Motoren, die längere Zeit nicht benutzt werden, müssen mit einem Rostschutzöl bestrichen werden. Der Hohlraum sollte mit Öl gefüllt sein und alle Ölanschlüsse sollten verschlossen sein. Die Oberfläche der Abtriebswelle sollte mit Fett bestrichen und ordnungsgemäß umwickelt sein. Die Lagerumgebung für Motoren liegt bei 10 % bis 90 % relativer Luftfeuchtigkeit. Während des Transports und der Lagerung sollten die Motoren Wasser, Feuchtigkeit und korrosive Gase so weit wie möglich meiden.
⑤ Die Wartung von Hydraulikmotoren erfordert professionelles Personal für deren Installation, Fehlerbehebung und Reparatur. Dem Benutzer ist es grundsätzlich nicht gestattet, das Gerät selbst zu zerlegen und zu reparieren. Bei Demontagebedingungen sollte diese nach sorgfältigem Lesen der Anweisungen durchgeführt werden, es müssen jedoch die folgenden Punkte beachtet werden.
A. Achten Sie bei der Demontage darauf, die Teile nicht anzustoßen oder zu beschädigen, insbesondere um die beweglichen und dichtenden Oberflächen der Teile zu schützen. Die zerlegten Teile sollten in einen sauberen Behälter gelegt werden, um eine Kollision miteinander zu vermeiden. Es ist verboten, bei der Demontage und Montage mit dem Hammer zu schlagen.

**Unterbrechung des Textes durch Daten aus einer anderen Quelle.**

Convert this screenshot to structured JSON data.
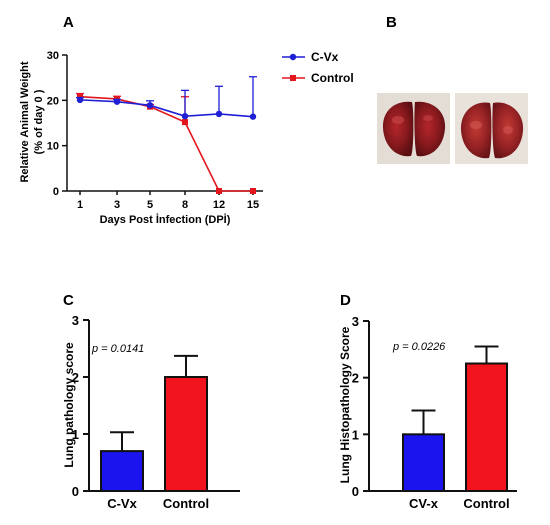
{
  "panels": {
    "a": "A",
    "b": "B",
    "c": "C",
    "d": "D"
  },
  "chart_data": [
    {
      "panel": "A",
      "type": "line",
      "xlabel": "Days Post İnfection (DPİ)",
      "ylabel": "Relative Animal Weight (% of day 0 )",
      "ylabel_lines": [
        "Relative Animal Weight",
        "(% of day 0 )"
      ],
      "x": [
        1,
        3,
        5,
        8,
        12,
        15
      ],
      "x_ticks": [
        "1",
        "3",
        "5",
        "8",
        "12",
        "15"
      ],
      "y_ticks": [
        "0",
        "10",
        "20",
        "30"
      ],
      "ylim": [
        0,
        30
      ],
      "legend_position": "right",
      "series": [
        {
          "name": "C-Vx",
          "color": "#1f1fd6",
          "marker": "circle",
          "values": [
            20.1,
            19.7,
            18.9,
            16.5,
            17.0,
            16.4
          ],
          "err_plus": [
            0.5,
            0.5,
            1.0,
            5.7,
            6.1,
            8.8
          ]
        },
        {
          "name": "Control",
          "color": "#e4161d",
          "marker": "square",
          "values": [
            20.8,
            20.3,
            18.6,
            15.2,
            0,
            0
          ],
          "err_plus": [
            0.7,
            0.6,
            0.5,
            5.6,
            0,
            0
          ]
        }
      ]
    },
    {
      "panel": "C",
      "type": "bar",
      "ylabel": "Lung pathology score",
      "categories": [
        "C-Vx",
        "Control"
      ],
      "values": [
        0.7,
        2.0
      ],
      "err_plus": [
        0.33,
        0.37
      ],
      "colors": [
        "#1c14ee",
        "#f2141c"
      ],
      "y_ticks": [
        "0",
        "1",
        "2",
        "3"
      ],
      "ylim": [
        0,
        3
      ],
      "annotation": "p = 0.0141"
    },
    {
      "panel": "D",
      "type": "bar",
      "ylabel": "Lung Histopathology Score",
      "categories": [
        "CV-x",
        "Control"
      ],
      "values": [
        1.0,
        2.25
      ],
      "err_plus": [
        0.42,
        0.3
      ],
      "colors": [
        "#1c14ee",
        "#f2141c"
      ],
      "y_ticks": [
        "0",
        "1",
        "2",
        "3"
      ],
      "ylim": [
        0,
        3
      ],
      "annotation": "p = 0.0226"
    }
  ],
  "photos": [
    {
      "name": "lung-photo-left"
    },
    {
      "name": "lung-photo-right"
    }
  ]
}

B. Die zerlegten Teile sollten sorgfältig geprüft werden und verschlissene Teile sollten ersetzt werden, anstatt sie selbst zu reparieren. Grundsätzlich sollten alle Dichtungen ausgetauscht werden.
C. Vor dem Zusammenbau sollten alle Teile gereinigt und saubergeblasen werden. Baumwollgarn, Lappen usw. sollten nicht zum Abwischen der Teile verwendet werden. Der Montageort und die verwendeten Werkzeuge sollten sauber sein. Nach der Montage sollte sich die Abtriebswelle flexibel und ohne Verkanten drehen lassen.